Der dritte Faktor, der zur Katastrophe führte, ist die polizeiliche Dominanz in der Pandemiebekämpfung. Da auf sonstige Institutionen in der Krise nicht zurückgegriffen werden kann, übernehmen die Polizeien der Region mehr schlecht als recht deren Aufgaben. So wurden zwar strikte Maßnahmen wie Ausgangssperren und Fahrverbote verhängt, die sich aber als nicht hinreichend differenziert für die Bekämpfung eines Gesundheitsnotstands erwiesen. Eine Aufklärung über Übertragungswege, Kontaktnachverfolgung und die Einhaltung von Quarantänemaßnahmen, wie sie hierzulande beispielsweise die Gesundheitsämter übernehmen, wurde damit gerade nicht erreicht.
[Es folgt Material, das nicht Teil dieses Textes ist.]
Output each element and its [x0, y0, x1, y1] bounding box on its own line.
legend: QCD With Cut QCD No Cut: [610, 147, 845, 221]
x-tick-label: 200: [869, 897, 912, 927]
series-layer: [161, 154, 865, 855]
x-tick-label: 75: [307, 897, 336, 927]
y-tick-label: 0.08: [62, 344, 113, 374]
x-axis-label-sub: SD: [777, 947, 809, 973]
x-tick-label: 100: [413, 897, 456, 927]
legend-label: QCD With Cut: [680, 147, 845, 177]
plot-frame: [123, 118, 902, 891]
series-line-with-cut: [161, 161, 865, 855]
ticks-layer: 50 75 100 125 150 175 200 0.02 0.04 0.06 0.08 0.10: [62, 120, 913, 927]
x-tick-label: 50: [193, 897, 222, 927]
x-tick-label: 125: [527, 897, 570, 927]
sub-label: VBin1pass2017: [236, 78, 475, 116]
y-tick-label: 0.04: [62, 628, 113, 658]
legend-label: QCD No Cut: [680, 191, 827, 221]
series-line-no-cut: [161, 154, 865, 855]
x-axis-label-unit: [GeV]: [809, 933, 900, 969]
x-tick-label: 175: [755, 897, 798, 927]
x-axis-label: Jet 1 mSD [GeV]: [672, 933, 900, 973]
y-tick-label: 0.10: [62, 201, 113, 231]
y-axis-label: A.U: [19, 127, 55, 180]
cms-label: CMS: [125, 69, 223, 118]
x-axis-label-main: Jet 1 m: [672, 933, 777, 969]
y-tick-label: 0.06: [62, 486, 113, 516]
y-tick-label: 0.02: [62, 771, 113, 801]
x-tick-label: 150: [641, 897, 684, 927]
Die bloße Kontrolle des öffentlichen Raums war nicht nur ineffektiv, sondern führte mancherorts sogar zu brutalen Übergriffen durch die Polizei. In Guayaquil etwa machten Polizisten Jagd auf informelle Händler, in Bogotá wurde der 46jährige Anwalt Javier Ordóñez von der Polizei zu Tode geprügelt, nachdem er wegen des Verstoßes gegen das nächtliche Alkoholverbot festgenommen worden war.
Es sind nicht zuletzt die Folgen der neoliberalen Politik, die nun viele junge Menschen in Peru auf die Straßen treiben.
Schließlich ist der Verlauf der Pandemie in der Region aber auch eine Folge der Privatisierung dessen, was eigentlich öffentlich sein sollte – allen voran der Gesundheitssysteme. Die Nachwirkungen der durch die Strukturanpassungsprogramme des IWF in den 1980er und 90er Jahren initiierten Privatisierungswelle sind fast überall in Lateinamerika bis heute zu spüren.
Es sind nicht zuletzt die Folgen dieser neoliberalen Politik, die nun viele junge Menschen in Peru auf die Straßen treiben. Sie fordern einen grundlegenden Wandel nach dem Vorbild Chiles, dessen Bevölkerung Ende Oktober für die Ausarbeitung einer neuen Verfassung stimmte und damit dem neoliberalen Modell aus den Zeiten der Pinochet-Diktatur ein Ende bereiten will. Wenn im kommenden April Präsidentschafts- und Parlamentswahlen anstehen, könnten sie ihre Stimme geltend machen: Etwa 40 Prozent der Wählerinnen und Wähler sind jünger als 34 Jahre.
Und auch in Ecuador könnten die Menschen ihrem Unmut bald Luft verschaffen: Voraussichtlich Anfang Februar finden dort Parlaments- und Präsidentschaftswahlen statt. Zwar hat der Wahlrat dem in Umfragen führenden, Ex-Präsident Rafael Correa nahestehenden Kandidatenduo der Linken, Andrés Arauz und Carlos Rabascall, eine Kandidatur bislang mit teils abwegigen Argumenten verweigert, doch steht eines bereits fest: Der amtierende Präsident Moreno wird angesichts historisch schlechter Zustimmungswerte nicht wieder antreten.